Venerdì pomeriggio è successa una cosa grave, proprio qua sotto casa mia. Mentre parlavo con un'amica, sento provenire dalla strada un rumore sordo e fortissimo, chiaramente identificabile in quello di una macchina che ne colpisce un'altra. Ho pensato che fosse il solito incidente in Via Ferrucci, tristemente famosa per essere una strada nella quale accade un tamponamento al giorno. In realtà era qualcosa di un po' più serio e che coinvolgeva una sola persona. Questi, dopo aver avuto un malore, ha cominciato una carambola piuttosto devastante, colpendo cinque macchine in tutto, da entrambi i lati della strada. Fortunatamente, in questa strada sempre affollata, non passava nessun pedone, al momento dell'incidente. La persona che aveva provocato l'incidente era probabilmente deceduta ancor prima di arrestare la sua corsa, tanto che quasi cinquanta minuti di massaggio cardiaco non gli hanno fatto niente.
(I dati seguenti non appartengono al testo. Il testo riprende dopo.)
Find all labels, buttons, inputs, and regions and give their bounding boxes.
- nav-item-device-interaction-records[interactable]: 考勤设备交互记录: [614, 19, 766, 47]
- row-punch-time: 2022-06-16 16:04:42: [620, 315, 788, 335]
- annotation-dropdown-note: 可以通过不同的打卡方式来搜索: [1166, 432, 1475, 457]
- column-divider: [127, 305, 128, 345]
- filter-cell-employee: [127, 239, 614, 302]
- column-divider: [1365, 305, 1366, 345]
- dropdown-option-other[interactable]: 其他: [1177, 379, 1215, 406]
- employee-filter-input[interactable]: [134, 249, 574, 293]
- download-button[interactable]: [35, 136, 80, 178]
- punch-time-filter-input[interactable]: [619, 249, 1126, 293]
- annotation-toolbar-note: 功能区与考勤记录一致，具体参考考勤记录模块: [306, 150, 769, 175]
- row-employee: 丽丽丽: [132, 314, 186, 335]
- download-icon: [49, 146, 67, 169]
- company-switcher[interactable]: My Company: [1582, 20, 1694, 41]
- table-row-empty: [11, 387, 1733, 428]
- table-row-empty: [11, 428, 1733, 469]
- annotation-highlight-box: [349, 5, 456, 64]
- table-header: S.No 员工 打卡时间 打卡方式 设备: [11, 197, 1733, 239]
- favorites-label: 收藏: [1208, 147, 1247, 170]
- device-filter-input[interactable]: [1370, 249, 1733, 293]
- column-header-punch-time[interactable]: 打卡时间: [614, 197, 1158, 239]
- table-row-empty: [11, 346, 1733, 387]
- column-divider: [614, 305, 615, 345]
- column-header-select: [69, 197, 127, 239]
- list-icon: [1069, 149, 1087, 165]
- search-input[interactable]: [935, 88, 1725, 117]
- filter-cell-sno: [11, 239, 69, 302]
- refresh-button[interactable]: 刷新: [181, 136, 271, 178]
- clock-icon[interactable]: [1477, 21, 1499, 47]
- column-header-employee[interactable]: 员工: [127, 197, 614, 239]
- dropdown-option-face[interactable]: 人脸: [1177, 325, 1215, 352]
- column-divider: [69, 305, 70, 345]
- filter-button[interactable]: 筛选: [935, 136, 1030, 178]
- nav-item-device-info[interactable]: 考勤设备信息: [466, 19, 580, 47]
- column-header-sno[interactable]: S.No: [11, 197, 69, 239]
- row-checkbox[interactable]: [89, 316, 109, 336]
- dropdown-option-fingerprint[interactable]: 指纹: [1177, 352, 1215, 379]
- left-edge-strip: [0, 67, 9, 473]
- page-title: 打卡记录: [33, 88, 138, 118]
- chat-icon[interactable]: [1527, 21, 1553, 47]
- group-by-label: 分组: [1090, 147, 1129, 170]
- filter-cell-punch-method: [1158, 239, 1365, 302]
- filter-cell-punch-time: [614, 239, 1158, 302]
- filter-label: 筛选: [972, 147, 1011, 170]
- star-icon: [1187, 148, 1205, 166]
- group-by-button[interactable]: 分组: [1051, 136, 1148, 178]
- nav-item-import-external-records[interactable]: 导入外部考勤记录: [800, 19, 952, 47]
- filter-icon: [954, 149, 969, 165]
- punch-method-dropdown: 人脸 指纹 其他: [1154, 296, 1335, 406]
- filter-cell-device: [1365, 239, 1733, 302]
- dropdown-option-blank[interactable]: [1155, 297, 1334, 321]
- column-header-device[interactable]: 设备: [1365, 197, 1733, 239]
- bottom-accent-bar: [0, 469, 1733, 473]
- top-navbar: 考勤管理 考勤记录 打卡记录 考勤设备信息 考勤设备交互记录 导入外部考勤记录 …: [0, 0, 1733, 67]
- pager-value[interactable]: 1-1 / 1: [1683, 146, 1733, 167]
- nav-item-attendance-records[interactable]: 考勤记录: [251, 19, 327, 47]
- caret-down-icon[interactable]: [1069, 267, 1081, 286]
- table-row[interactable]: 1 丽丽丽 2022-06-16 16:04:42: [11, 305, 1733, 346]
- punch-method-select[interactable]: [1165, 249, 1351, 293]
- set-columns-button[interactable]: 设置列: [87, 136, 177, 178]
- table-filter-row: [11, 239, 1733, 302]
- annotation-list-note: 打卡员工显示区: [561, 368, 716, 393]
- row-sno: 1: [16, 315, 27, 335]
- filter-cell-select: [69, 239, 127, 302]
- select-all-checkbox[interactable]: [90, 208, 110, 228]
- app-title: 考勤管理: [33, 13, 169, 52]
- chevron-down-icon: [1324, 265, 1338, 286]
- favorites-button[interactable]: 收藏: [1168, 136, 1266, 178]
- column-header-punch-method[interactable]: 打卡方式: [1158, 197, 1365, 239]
Sempre nello stesso pomeriggio, ho avuto una bellissima conversazione con una persona e abbiamo parlato di tante cose, di cose belle di emozioni, di sensazioni, di vita e Amore. Una conversazione costruttiva, uno scambio di vedute armonico, che mi ha lasciato il sorriso sulla bocca. Perchè vi racconto questi due fatti, che non hanno apparentemente nessuna correlazione fra di loro? Ecco spiegato il mistero. Mentre ero affacciato al balcone a guardare l'evolversi della situazione sotto casa mia, ho notato una folla di persone attorno al personale dell'ambulanza intento a provvedere alla rianimazione. Le facce di queste persone erano calate il più possibile per osservare lo spettacolo della "morte".
Il che mi ha fatto riflettere su le due pulsioni che muovono il nostro agire, che sono due ricerche parallele e allo stesso tempo complementari. L'essere umano sembra spinto dalla necessità di osservare la morte e di cercare l'amore, questo nonostante il fatto che entrambe le cose abbiano dei meccanismi talvolta repulsivi. Morire spaventa la maggior parte di noi, eppure ogni volta che qualcuno viene a mancare, la nostra tendenza è quella di andare ad osservare il corpo morto o morente, di fissarlo con meticolosa curiosità, di interrogarlo quasi. E' una attrazione verso l'unica cosa che non possiamo evitare, cerchiamo attraverso chi ne fa esperienza (è una condizione ovviamente paradossale) di capire come possa essere, che cosa ci possa aspettare. Quanto all'amore esso spesso ci delude, o agisce per delle vie che fiaccano il nostro entusiasmo, provano la nostra resistenza, ci inducono a pensare che una volta perso quello che si pensa essere il compagno o la compagna della vita, non ci sia più niente. Ma immancabilmente il nostro istinto ci rimette sulla via della ricerca, del conseguimento di quella felicità che solo i sentimenti condivisi possono darci. E' un istinto quasi naturale, il cercare frontalmente l'Amore, la metà esatta, il completamento della nostra esistenza. Perchè siamo esseri tagliati a metà e così come è ineluttabile la nostra dipartita, così è impossibile vivere senza che ci si ricomponga come un unico essere vivente, quello originale.

2 commenti:
ciao Gianluca, ti avevo lasciato un commento al post precedente...sicuramente si sarà perso nel web...
Mi piace ciò che hai scritto: eros e thanatos spesso coesistono e non si sa dove finisce l'uno e inizi l'altro.
Per quanto riguarda l'osservare la morte...beh credo di essere uno dei pochi che rifugge la vista dei cadaveri e che quando c'è un incidente o roba simile preferisce non scandagliare con lo sguardo i penosi brandelli. Sono troppo attaccato alla vita ela morte, devo ammetterlo, mi fa troppa paura. Ciao!!!
Bruno,
grazie per il tuo irrinunciabile apporto...oh, cacchio! Il mio blog si è irresponsabilmente pappato un commento??? Mi dispiace!!!